Decodes Unicode escape sequences (backslash followed by hex digits) in a string to UTF-8.

Arguments:
  • str : string

utf16_to_utf32(high: uint; low: uint): uint

Converts a UTF-16 surrogate pair to a single UTF-32 codepoint.

Arguments:
  • high : uint

  • low : uint

3.5.2.1. utf8_decode

utf8_decode(source_utf8_string: string): array<uint>

Converts UTF-8 string to UTF-32 and returns it as an array of codepoints (UTF-32 string)

Arguments:
  • source_utf8_string : string

utf8_decode(dest_utf32_string: array<uint>; source_utf8_string: string)
utf8_decode(source_utf8_string: array<uint8>): array<uint>
utf8_decode(dest_utf32_string: array<uint>; source_utf8_string: array<uint8>)

3.5.2.2. utf8_encode

utf8_encode(dest_array: array<uint8>; source_utf32_string: array<uint>)

Converts UTF-32 string to UTF-8 and appends it to the UTF-8 byte array

Arguments:
  • dest_array : array<uint8>

  • source_utf32_string : array<uint> implicit

utf8_encode(dest_array: array<uint8>; ch: uint)
utf8_encode(ch: uint): array<uint8>
utf8_encode(source_utf32_string: array<uint>): array<uint8>

3.5.3. Iteration

each_word(text: string; out: array<string>)

Tokenizes UTF-8 into lower-cased word tokens (uses utf32_is_word_char for boundaries, utf32_to_lower for case fold).
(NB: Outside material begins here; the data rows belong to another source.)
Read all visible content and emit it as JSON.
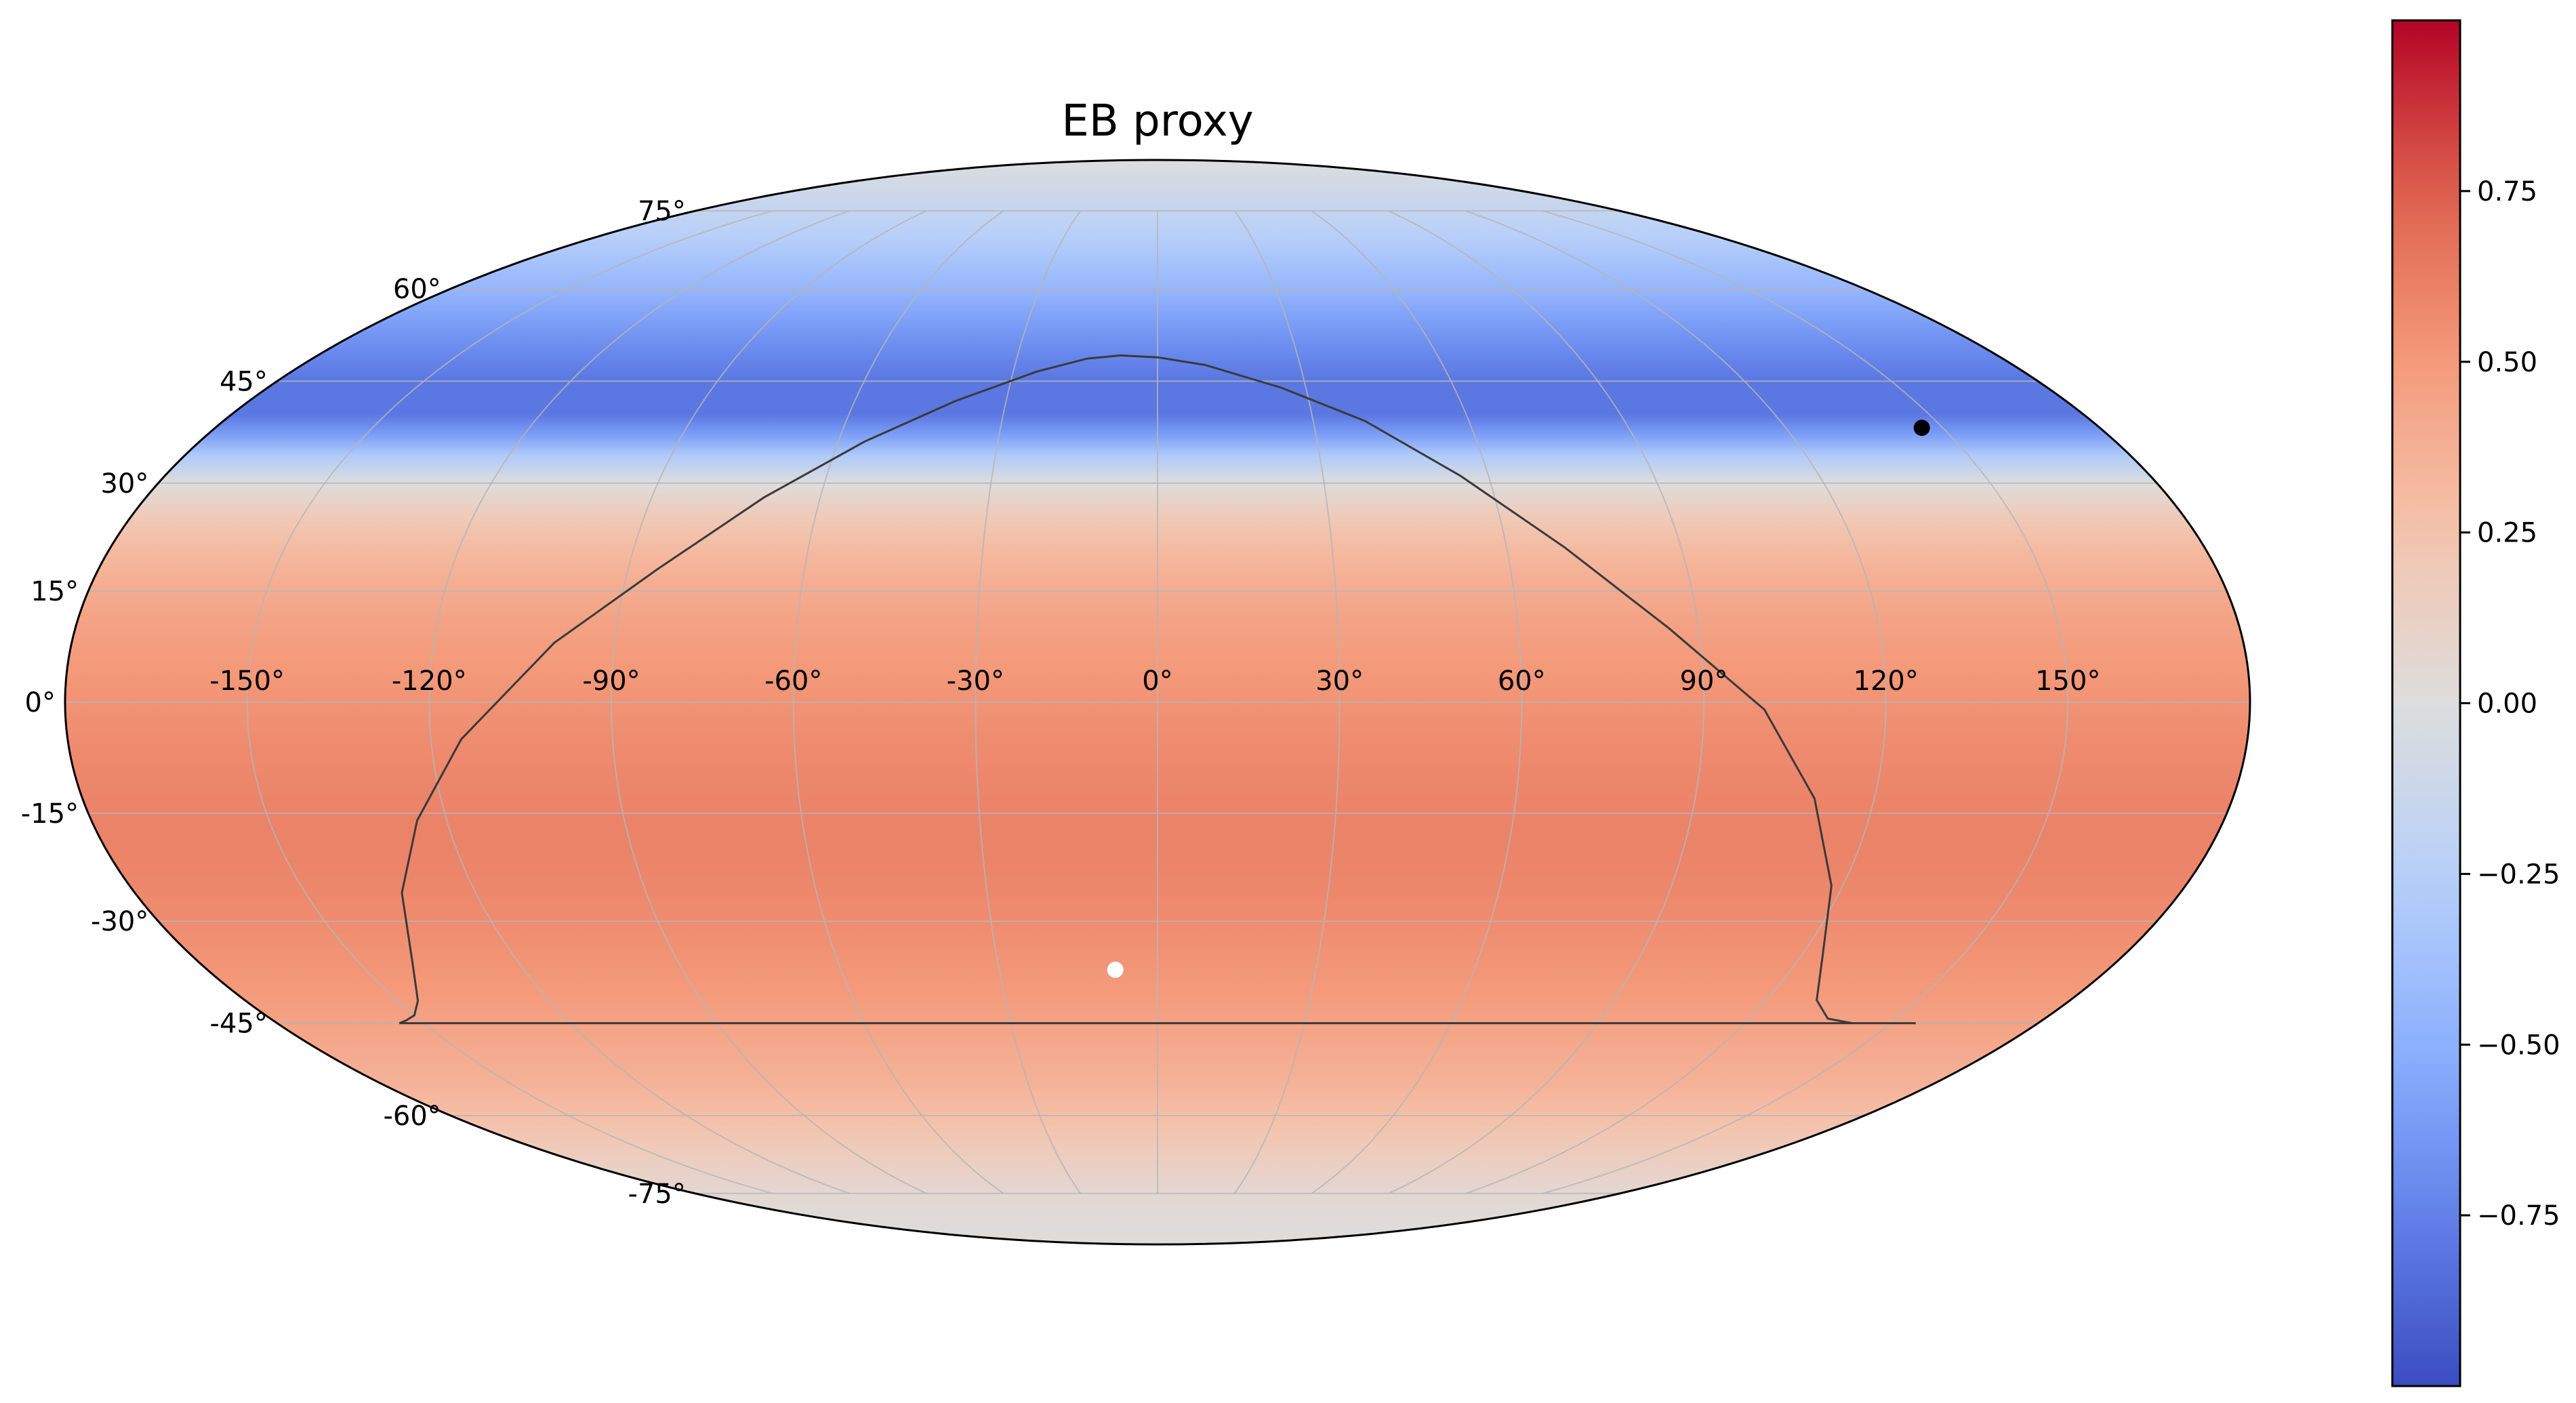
{
  "chart_data": {
    "type": "heatmap",
    "projection": "mollweide",
    "title": "EB proxy",
    "grid": true,
    "longitude_ticks": [
      -150,
      -120,
      -90,
      -60,
      -30,
      0,
      30,
      60,
      90,
      120,
      150
    ],
    "longitude_tick_labels": [
      "-150°",
      "-120°",
      "-90°",
      "-60°",
      "-30°",
      "0°",
      "30°",
      "60°",
      "90°",
      "120°",
      "150°"
    ],
    "latitude_ticks": [
      -75,
      -60,
      -45,
      -30,
      -15,
      0,
      15,
      30,
      45,
      60,
      75
    ],
    "latitude_tick_labels": [
      "-75°",
      "-60°",
      "-45°",
      "-30°",
      "-15°",
      "0°",
      "15°",
      "30°",
      "45°",
      "60°",
      "75°"
    ],
    "field_profile": {
      "latitude": [
        90,
        80,
        70,
        60,
        55,
        50,
        45,
        40,
        37,
        34,
        30,
        25,
        20,
        15,
        10,
        5,
        0,
        -5,
        -10,
        -15,
        -20,
        -25,
        -30,
        -35,
        -40,
        -45,
        -50,
        -55,
        -60,
        -65,
        -70,
        -75,
        -80,
        -90
      ],
      "value": [
        0.0,
        -0.1,
        -0.25,
        -0.45,
        -0.58,
        -0.7,
        -0.8,
        -0.8,
        -0.6,
        -0.3,
        0.0,
        0.2,
        0.32,
        0.4,
        0.46,
        0.5,
        0.53,
        0.56,
        0.58,
        0.6,
        0.6,
        0.58,
        0.56,
        0.53,
        0.5,
        0.45,
        0.4,
        0.35,
        0.28,
        0.2,
        0.12,
        0.06,
        0.03,
        0.0
      ]
    },
    "boundary_curve": {
      "lon": [
        -155,
        -153,
        -150,
        -146,
        -140,
        -133,
        -125,
        -115,
        -100,
        -85,
        -70,
        -55,
        -40,
        -25,
        -15,
        -8,
        0,
        10,
        25,
        40,
        55,
        70,
        85,
        100,
        110,
        118,
        124,
        130,
        136,
        142,
        148,
        155
      ],
      "lat": [
        -45,
        -44.6,
        -43.8,
        -41.6,
        -36,
        -26,
        -16,
        -5,
        8,
        18,
        28,
        36,
        42,
        46.5,
        48.5,
        49,
        48.7,
        47.5,
        44,
        39,
        31,
        21,
        10,
        -1,
        -13,
        -25,
        -35,
        -41.5,
        -44.3,
        -45,
        -45,
        -45
      ]
    },
    "markers": [
      {
        "lon": 146,
        "lat": 38,
        "color": "#000000"
      },
      {
        "lon": -8,
        "lat": -37,
        "color": "#ffffff"
      }
    ],
    "colorbar": {
      "colormap": "coolwarm",
      "range": [
        -1,
        1
      ],
      "ticks": [
        -0.75,
        -0.5,
        -0.25,
        0.0,
        0.25,
        0.5,
        0.75
      ],
      "tick_labels": [
        "−0.75",
        "−0.50",
        "−0.25",
        "0.00",
        "0.25",
        "0.50",
        "0.75"
      ]
    }
  }
}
Appends to out.

Arguments:
  • text : string

  • out : array<string>

3.5.4. Length and measurement

3.5.4.1. utf8_length

utf8_length(utf8_string: string): int

Returns the number of characters in the UTF-8 string

Arguments:
  • utf8_string : string

utf8_length(utf8_string: array<uint8>): int

3.5.5. Validation

3.5.5.1. contains_utf8_bom

contains_utf8_bom(utf8_string: array<uint8>): bool

Returns true if the byte array starts with a UTF-8 BOM (byte order mark).

Arguments:
  • utf8_string : array<uint8> implicit

contains_utf8_bom(utf8_string: string): bool

is_first_byte_of_utf8_char(ch: uint8): bool

Returns true if the given byte is the first byte of a UTF-8 character.

Arguments:
  • ch : uint8

3.5.5.2. is_utf8_string_valid

is_utf8_string_valid(utf8_string: array<uint8>): bool

Returns true if the byte array contains a valid UTF-8 encoded string.

Arguments:
  • utf8_string : array<uint8> implicit

is_utf8_string_valid(utf8_string: string): bool

3.5.6. Unicode word/case primitives

utf32_is_word_char(cp: uint): bool

ASCII [A-Za-z0-9_] fast path; otherwise consults a non-word range table. Pragmatic BMP subset — full UCD categorization is out of scope.

Arguments:
  • cp : uint

utf32_to_lower(cp: uint): uint

Lowercases a codepoint. Covers ASCII, Latin-1 supplement, Latin Extended-A, Greek capitals, Cyrillic capitals; other codepoints pass through unchanged.

Arguments:
  • cp : uint